現在、B2145が町を出入りする唯一の車道で、町の北側を回る形でアクセスしています。この道路はかつて「フェリー」と呼ばれる地点でパガム港の入水口にかかる橋を渡る経路があり、潮汐によっては出入りが制限されることもありました。歴史的には満潮時に陸路が遮断され、馬や乗客を積んだ船(フェリー)でシドルシャム(Sidlesham)との間を往復していた時代がありました。現在も船舶・漁業活動のための小さな係留施設や、防災・救難のための拠点が整備されています。

沿岸侵食と対策

セルシー周辺では、波浪・風・潮流による侵食が住宅地や耕地、道路に影響を及ぼしてきました。沿岸侵食への対策としては、次のような取り組みが行われています。

  • 堤防や護岸の補強工事
  • ビーチへの砂の再充填(ビーチ・リチャージ)や突堤(グロイン)による砂の保持
  • 自然に近い形での「Managed Realignment」(管理された後退)や湿地回復による波のエネルギー吸収
  • 住民や自治体による長期的な土地利用と防災計画の見直し

これらの対策は費用や環境影響のバランスを取りながら実施されており、完全な解決には時間を要します。
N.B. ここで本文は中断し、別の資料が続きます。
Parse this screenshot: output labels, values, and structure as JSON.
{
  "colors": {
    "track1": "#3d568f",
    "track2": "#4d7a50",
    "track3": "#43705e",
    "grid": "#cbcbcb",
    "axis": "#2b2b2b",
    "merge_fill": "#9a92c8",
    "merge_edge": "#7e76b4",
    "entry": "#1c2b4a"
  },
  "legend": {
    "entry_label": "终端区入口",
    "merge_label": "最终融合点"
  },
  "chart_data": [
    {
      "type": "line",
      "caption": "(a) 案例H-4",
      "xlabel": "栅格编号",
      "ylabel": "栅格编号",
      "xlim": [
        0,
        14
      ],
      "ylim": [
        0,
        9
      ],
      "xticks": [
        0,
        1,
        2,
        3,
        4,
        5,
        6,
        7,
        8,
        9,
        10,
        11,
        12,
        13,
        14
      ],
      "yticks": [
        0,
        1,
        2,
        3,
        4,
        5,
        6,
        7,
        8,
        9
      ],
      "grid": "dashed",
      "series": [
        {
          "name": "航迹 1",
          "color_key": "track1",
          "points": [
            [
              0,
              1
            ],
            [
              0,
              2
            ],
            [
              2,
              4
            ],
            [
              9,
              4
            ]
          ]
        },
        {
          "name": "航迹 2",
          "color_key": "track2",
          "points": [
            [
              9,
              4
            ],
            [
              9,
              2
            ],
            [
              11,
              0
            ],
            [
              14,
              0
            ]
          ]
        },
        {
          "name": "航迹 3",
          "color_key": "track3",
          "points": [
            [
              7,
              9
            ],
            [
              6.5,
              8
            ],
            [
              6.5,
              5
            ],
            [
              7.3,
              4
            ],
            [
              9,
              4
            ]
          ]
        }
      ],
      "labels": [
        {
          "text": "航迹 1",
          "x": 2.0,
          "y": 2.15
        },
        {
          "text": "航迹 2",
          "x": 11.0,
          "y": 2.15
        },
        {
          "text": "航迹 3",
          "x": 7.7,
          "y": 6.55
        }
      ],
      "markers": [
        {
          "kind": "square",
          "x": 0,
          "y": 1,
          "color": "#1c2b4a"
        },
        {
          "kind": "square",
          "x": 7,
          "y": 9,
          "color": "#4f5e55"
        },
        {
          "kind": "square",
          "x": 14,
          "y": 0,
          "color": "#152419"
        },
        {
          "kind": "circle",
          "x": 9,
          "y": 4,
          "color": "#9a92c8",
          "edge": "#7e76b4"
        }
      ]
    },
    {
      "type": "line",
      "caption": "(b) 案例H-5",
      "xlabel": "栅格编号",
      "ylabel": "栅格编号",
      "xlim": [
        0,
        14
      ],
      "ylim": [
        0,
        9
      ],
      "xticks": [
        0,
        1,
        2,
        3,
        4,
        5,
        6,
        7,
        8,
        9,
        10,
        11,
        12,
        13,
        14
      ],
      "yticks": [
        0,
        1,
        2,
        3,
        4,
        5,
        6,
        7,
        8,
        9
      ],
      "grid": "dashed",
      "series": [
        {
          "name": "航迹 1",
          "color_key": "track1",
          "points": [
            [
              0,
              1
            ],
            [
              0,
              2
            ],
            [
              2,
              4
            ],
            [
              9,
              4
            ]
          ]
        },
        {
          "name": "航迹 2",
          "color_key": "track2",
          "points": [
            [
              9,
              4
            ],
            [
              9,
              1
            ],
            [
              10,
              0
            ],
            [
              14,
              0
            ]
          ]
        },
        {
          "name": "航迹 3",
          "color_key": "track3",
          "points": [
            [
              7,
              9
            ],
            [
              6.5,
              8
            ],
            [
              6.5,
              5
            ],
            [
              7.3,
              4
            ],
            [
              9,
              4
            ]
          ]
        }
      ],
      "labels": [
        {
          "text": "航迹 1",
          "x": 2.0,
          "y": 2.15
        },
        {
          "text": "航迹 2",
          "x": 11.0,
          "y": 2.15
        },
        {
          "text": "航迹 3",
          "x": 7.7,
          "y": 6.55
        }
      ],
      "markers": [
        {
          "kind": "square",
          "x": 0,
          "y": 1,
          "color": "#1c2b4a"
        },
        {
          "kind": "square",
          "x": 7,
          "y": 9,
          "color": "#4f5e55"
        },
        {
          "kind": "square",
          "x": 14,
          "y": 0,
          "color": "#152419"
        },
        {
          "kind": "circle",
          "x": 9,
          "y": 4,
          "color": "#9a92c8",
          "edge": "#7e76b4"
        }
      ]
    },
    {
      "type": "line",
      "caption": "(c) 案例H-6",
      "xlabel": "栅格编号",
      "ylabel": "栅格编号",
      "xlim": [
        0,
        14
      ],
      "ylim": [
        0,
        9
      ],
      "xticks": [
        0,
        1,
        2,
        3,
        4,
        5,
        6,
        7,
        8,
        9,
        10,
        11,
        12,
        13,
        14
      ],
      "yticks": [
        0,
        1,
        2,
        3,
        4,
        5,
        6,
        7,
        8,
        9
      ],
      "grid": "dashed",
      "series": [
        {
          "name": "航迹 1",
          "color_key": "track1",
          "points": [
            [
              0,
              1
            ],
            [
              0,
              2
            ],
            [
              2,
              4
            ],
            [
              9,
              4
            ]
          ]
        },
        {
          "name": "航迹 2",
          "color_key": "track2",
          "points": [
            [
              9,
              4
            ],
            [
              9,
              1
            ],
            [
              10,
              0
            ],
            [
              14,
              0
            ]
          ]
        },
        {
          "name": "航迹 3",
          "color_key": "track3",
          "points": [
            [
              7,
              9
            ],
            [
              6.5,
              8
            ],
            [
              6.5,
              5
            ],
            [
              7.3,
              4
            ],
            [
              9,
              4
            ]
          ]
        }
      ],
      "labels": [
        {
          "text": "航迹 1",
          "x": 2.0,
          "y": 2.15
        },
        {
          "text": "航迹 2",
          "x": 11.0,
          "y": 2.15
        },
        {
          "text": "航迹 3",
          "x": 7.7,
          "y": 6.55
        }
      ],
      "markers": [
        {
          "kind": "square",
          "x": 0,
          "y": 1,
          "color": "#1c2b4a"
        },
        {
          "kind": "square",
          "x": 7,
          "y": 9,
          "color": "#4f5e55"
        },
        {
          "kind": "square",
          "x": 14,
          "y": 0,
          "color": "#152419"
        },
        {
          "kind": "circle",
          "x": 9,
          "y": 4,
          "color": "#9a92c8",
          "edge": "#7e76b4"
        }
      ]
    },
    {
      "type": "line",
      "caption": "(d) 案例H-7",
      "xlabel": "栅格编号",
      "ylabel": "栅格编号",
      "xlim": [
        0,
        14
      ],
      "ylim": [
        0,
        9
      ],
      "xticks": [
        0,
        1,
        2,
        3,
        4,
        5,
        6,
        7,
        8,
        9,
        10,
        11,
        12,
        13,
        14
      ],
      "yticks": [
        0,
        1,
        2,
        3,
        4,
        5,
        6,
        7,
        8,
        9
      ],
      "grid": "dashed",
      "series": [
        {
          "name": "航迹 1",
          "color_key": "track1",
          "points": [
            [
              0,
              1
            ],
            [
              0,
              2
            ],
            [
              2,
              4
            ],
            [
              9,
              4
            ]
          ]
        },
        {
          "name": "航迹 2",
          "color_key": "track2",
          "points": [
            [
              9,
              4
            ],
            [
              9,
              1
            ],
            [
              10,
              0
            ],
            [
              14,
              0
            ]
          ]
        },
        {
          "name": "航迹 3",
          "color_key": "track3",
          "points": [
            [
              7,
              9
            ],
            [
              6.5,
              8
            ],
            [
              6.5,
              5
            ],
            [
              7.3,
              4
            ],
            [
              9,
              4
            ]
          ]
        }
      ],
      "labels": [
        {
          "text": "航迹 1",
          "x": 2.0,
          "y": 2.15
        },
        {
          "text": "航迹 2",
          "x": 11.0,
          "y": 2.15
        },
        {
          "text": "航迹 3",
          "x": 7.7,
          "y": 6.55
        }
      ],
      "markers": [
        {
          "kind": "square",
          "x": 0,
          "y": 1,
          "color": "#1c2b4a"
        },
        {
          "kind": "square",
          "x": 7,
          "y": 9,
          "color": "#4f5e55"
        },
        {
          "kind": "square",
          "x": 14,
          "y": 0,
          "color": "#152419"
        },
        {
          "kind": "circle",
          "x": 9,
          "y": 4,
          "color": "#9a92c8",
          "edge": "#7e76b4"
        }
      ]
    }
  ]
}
沿岸域の保全は地域社会、行政、環境団体の協力が不可欠です。

観光・自然観察・レジャー

セルシーは穏やかな海岸線、豊かな干潟、鳥類観察が楽しめるため、日帰りや短期滞在の観光地として人気があります。特にパガム港周辺の自然保護区はバードウォッチングや自然写真の撮影スポットとして知られています。また、Selsey Billは航海上の目印であると同時に、海の景観や釣り、散策を楽しむ場所として訪れる人が多い場所です。

地域経済と暮らし

地元経済は今も漁業や小規模な農業、観光業に支えられています。海に依存する産業が多い一方で、沿岸保全や観光振興を通じた新たな雇用創出も模索されています。住民は海岸変動への備えや観光客との共生を図りながら、地域の歴史と自然を守る活動にも参加しています。

セルシーはその地理的特徴ゆえに独特の魅力と課題を持つ町です。海や湿地がもたらす恩恵を享受しつつ、将来に向けた持続可能な沿岸管理と地域振興が引き続き重要なテーマとなっています。